映画感想:羊の木
恒例の手短な感想から
原作よりも、良いかもしれない、傑作
といったところでしょうか。
羊の木は、一部で話題になっていた漫画です。犯罪者が更生して、一般人として日常生活に溶け込んでいくなかで、様々な出来事が起こっていくというその内容の特異さや、ぼのぼの等でお馴染みの漫画家いがらしみきおが作画を担当していることから、伊集院光などが取り上げ、そこから広まっていった漫画です。
本作を実写化すると聞いて、自分としては「まあ、最近の邦画って意外と実写化で良い映画撮るから、面白い映画になるかもなぁ」と思っていたのですが、その通りでした。
本作、実写版羊の木はかなり面白いです。下手すれば原作さえ超えてしまったのではないかと思うレベルで、原作が提示したテーマを深く追求することが出来ています。
実は、前述の複雑なテーマや設定からすると、拍子抜けするほどに原作は良くも悪くも大雑把であり、かなり大味な内容です。
犯罪者の描写もいい加減ですし、様々な設定にその場のノリで作ったような雑さがあり、話の終わり方も(作り手が意図している以上に)強引な面があったりもします。
原作の雑な部分は、映画にするにあたって明らかに不味い要素でした。原作はいがらしみきおのあの絵柄だから許されている部分が多く、それを単に実写にしてしまうと、観客からは「不愉快な要素」「現実離れした、感情移入を妨げる要素」として受け取られてしまう可能性が高いのです。
そこを上手に、実写にしても不快に取られないように、丁寧で繊細な設定に改変しているのが本作なのです。さすが、「桐島、部活やめるってよ」の吉田大八監督といったところでしょうか。原作を上方修正するのが、本当に上手い監督だと思います。
結果、本作では、原作の様々な設定が変わってしまいましたが、じゃあ、原作の魅力が損なわれたかというと、そんなことはまったくありません。むしろ、原作では殺人者以外の前科を持つ者もいたところを、映画版では殺人者のみにするなど、よりキツい設定を用いることでテーマをより濃く煮出すことに成功しています。
本作の象徴である羊の木には、様々な意味が付随していることは、映画からも原作からも読み取れると思いますが、特に羊の木が強く象徴しているのは、科学的に言うところの「正常化バイアス」でしょう。
羊の木とは、原作で説明がありますが、綿という植物を知らなかったヨーロッパの人たちが、綿を誤解した挙句に都合の良い妄想で作り上げた架空の植物です。映画冒頭で引用された東タタール旅行記*1の一節は、羊の木を空想して描いた一節です。

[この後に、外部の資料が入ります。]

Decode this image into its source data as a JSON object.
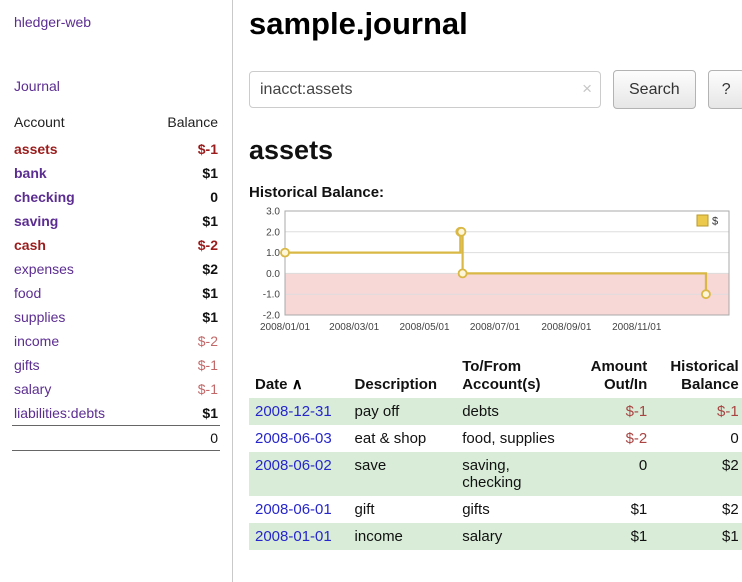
{
  "sidebar": {
    "app_title": "hledger-web",
    "journal_label": "Journal",
    "header": {
      "account": "Account",
      "balance": "Balance"
    },
    "accounts": [
      {
        "name": "assets",
        "balance": "$-1"
      },
      {
        "name": "bank",
        "balance": "$1"
      },
      {
        "name": "checking",
        "balance": "0"
      },
      {
        "name": "saving",
        "balance": "$1"
      },
      {
        "name": "cash",
        "balance": "$-2"
      },
      {
        "name": "expenses",
        "balance": "$2"
      },
      {
        "name": "food",
        "balance": "$1"
      },
      {
        "name": "supplies",
        "balance": "$1"
      },
      {
        "name": "income",
        "balance": "$-2"
      },
      {
        "name": "gifts",
        "balance": "$-1"
      },
      {
        "name": "salary",
        "balance": "$-1"
      },
      {
        "name": "liabilities:debts",
        "balance": "$1"
      }
    ],
    "total": "0"
  },
  "header": {
    "title": "sample.journal"
  },
  "search": {
    "value": "inacct:assets",
    "clear_icon": "×",
    "button": "Search",
    "help": "?"
  },
  "account_page": {
    "heading": "assets",
    "chart_title": "Historical Balance:"
  },
  "chart_data": {
    "type": "line",
    "step": "after",
    "title": "Historical Balance",
    "xlabel": "",
    "ylabel": "",
    "ylim": [
      -2,
      3
    ],
    "yticks": [
      3.0,
      2.0,
      1.0,
      0.0,
      -1.0,
      -2.0
    ],
    "xdomain": [
      "2008-01-01",
      "2009-01-20"
    ],
    "xticks": [
      {
        "date": "2008-01-01",
        "label": "2008/01/01"
      },
      {
        "date": "2008-03-01",
        "label": "2008/03/01"
      },
      {
        "date": "2008-05-01",
        "label": "2008/05/01"
      },
      {
        "date": "2008-07-01",
        "label": "2008/07/01"
      },
      {
        "date": "2008-09-01",
        "label": "2008/09/01"
      },
      {
        "date": "2008-11-01",
        "label": "2008/11/01"
      }
    ],
    "series": [
      {
        "name": "$",
        "points": [
          {
            "date": "2008-01-01",
            "value": 1
          },
          {
            "date": "2008-06-01",
            "value": 2
          },
          {
            "date": "2008-06-02",
            "value": 2
          },
          {
            "date": "2008-06-03",
            "value": 0
          },
          {
            "date": "2008-12-31",
            "value": -1
          }
        ]
      }
    ],
    "legend_position": "top-right",
    "grid": true,
    "line_color": "#d9b846",
    "negative_fill": "#f8d7d7"
  },
  "register": {
    "columns": {
      "date": "Date",
      "sort_indicator": "∧",
      "description": "Description",
      "accounts": "To/From Account(s)",
      "amount": "Amount Out/In",
      "balance": "Historical Balance"
    },
    "rows": [
      {
        "date": "2008-12-31",
        "description": "pay off",
        "accounts": "debts",
        "amount": "$-1",
        "balance": "$-1"
      },
      {
        "date": "2008-06-03",
        "description": "eat & shop",
        "accounts": "food, supplies",
        "amount": "$-2",
        "balance": "0"
      },
      {
        "date": "2008-06-02",
        "description": "save",
        "accounts": "saving, checking",
        "amount": "0",
        "balance": "$2"
      },
      {
        "date": "2008-06-01",
        "description": "gift",
        "accounts": "gifts",
        "amount": "$1",
        "balance": "$2"
      },
      {
        "date": "2008-01-01",
        "description": "income",
        "accounts": "salary",
        "amount": "$1",
        "balance": "$1"
      }
    ]
  },
  "colors": {
    "link_purple": "#5c2d91",
    "negative_red": "#9b1c1c",
    "muted_negative": "#c36868",
    "table_negative": "#a94442",
    "row_green": "#d8ecd8",
    "date_link_blue": "#2626cc",
    "chart_line": "#d9b846",
    "chart_negative_fill": "#f8d7d7"
  }
}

当時のヨーロッパでは、東方旅行記*2などの旅行記にて、得手勝手な妄想を「実際に見た」と吹聴して回ることが多々あったのですが、その文化の中で生まれた空想の生物が羊の木なのです。
言ってしまえば、「自分の常識と違うものと遭遇した時に、やってしまう都合の良い解釈」の果てに、羊の木という空想の産物が生まれてしまったのです。だからこそ、羊の木は「自分の常識と違うものと遭遇した時に、都合の良い方へ」考えようとしてしまう人間の性質――つまり、正常化バイアスを象徴するに相応しい木です。

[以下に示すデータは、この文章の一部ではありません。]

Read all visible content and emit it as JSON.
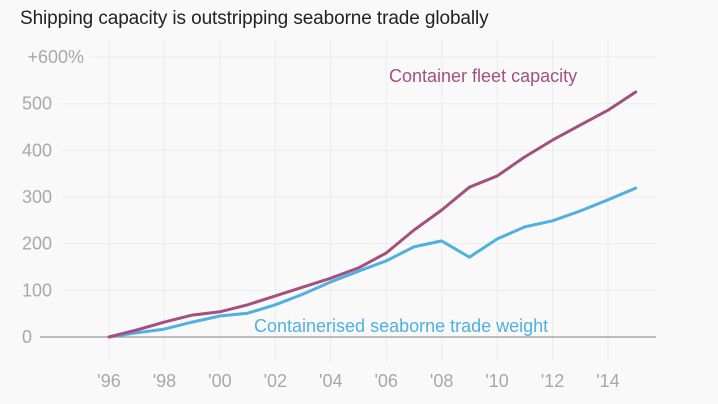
{
  "chart_data": {
    "type": "line",
    "title": "Shipping capacity is outstripping seaborne trade globally",
    "xlabel": "",
    "ylabel": "",
    "x": [
      1996,
      1997,
      1998,
      1999,
      2000,
      2001,
      2002,
      2003,
      2004,
      2005,
      2006,
      2007,
      2008,
      2009,
      2010,
      2011,
      2012,
      2013,
      2014,
      2015
    ],
    "xlim": [
      1996,
      2015
    ],
    "ylim": [
      0,
      600
    ],
    "grid": true,
    "x_ticks": [
      1996,
      1998,
      2000,
      2002,
      2004,
      2006,
      2008,
      2010,
      2012,
      2014
    ],
    "x_tick_labels": [
      "'96",
      "'98",
      "'00",
      "'02",
      "'04",
      "'06",
      "'08",
      "'10",
      "'12",
      "'14"
    ],
    "y_ticks": [
      0,
      100,
      200,
      300,
      400,
      500,
      600
    ],
    "y_tick_labels": [
      "0",
      "100",
      "200",
      "300",
      "400",
      "500",
      "+600%"
    ],
    "series": [
      {
        "name": "Container fleet capacity",
        "color": "#a4507f",
        "values": [
          0,
          15,
          32,
          47,
          54,
          69,
          88,
          107,
          126,
          148,
          180,
          229,
          272,
          321,
          345,
          386,
          422,
          454,
          486,
          525
        ]
      },
      {
        "name": "Containerised seaborne trade weight",
        "color": "#4fb0e1",
        "values": [
          0,
          9,
          17,
          32,
          45,
          51,
          69,
          92,
          118,
          141,
          163,
          193,
          206,
          171,
          210,
          236,
          249,
          270,
          294,
          319
        ]
      }
    ],
    "annotations": [
      {
        "text": "Container fleet capacity",
        "series": 0
      },
      {
        "text": "Containerised seaborne trade weight",
        "series": 1
      }
    ]
  }
}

本作「羊の木」では、元犯罪者たちの姿を「まさか、身近なあの人がそんな酷い人な訳がないだろう」と思い続ける人々の姿がよく描かれています。実際には、彼らが本当に罪を償って反省している人なのかどうかは、本作を見ている観客にもよく分からないように出来ています。

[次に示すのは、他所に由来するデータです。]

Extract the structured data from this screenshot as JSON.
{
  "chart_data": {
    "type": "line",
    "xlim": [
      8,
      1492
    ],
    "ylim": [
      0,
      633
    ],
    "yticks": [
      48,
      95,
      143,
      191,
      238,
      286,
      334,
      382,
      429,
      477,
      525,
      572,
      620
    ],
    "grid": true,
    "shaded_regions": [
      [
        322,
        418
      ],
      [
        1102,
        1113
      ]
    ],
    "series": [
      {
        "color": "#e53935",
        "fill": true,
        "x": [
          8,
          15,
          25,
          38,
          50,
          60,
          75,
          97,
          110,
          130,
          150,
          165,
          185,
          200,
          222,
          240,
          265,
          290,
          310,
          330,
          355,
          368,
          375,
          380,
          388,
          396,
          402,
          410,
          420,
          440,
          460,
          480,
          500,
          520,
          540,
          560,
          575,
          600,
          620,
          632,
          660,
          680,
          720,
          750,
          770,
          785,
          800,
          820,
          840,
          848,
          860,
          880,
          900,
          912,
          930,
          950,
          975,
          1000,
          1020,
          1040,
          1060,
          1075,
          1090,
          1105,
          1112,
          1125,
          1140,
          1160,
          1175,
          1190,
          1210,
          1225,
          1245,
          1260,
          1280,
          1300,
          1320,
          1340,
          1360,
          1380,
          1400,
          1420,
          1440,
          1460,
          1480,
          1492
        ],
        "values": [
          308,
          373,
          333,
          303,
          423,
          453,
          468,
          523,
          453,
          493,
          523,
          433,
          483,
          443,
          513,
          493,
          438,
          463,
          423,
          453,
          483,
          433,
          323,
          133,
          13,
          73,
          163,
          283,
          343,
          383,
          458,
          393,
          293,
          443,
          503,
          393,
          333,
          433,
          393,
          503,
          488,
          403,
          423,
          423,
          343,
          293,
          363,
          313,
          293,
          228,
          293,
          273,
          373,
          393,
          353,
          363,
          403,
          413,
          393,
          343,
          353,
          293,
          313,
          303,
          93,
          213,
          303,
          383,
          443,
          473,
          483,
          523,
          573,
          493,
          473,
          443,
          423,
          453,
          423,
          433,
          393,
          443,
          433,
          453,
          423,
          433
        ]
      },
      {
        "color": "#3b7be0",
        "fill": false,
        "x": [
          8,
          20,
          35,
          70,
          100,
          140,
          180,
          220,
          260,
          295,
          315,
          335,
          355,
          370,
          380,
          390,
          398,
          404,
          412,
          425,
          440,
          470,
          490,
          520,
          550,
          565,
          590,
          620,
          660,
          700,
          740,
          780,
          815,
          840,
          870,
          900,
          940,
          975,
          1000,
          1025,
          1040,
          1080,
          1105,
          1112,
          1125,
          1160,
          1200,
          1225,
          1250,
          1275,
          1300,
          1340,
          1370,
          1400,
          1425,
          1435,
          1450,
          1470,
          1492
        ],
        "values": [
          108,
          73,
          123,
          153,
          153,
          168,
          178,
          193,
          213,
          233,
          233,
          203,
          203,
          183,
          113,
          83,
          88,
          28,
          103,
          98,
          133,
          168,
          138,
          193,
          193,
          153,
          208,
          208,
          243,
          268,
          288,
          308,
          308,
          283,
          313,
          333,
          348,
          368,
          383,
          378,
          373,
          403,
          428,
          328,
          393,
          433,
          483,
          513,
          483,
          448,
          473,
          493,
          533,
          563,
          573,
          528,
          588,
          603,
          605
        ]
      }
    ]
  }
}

どの人たちも、また再犯するようにも考えられます。観客にもそれは分かっているのです。しかし、分かっていながらも「きっとこの人達は、ちゃんと生きていくのだ」と願ってしまっているのも事実なのです。
もちろん、それだけには留まりませんが、本作では様々な人が「自分にとって都合良いように」正常化バイアスを働かせて、物事を見ていく姿がよく描写されます。のろろという神様についての各個人の捉え方や、同じ前科者についての捉え方、きっと相手も自分と同じなのだろうと思ってしまう捉え方――それらが一気に集約され、爆発するのが本作のクライマックスなのです。
本作は、「羊の木」を「羊の木」以上に「羊の木」らしい内容として昇華させたと言えるのではないでしょうか。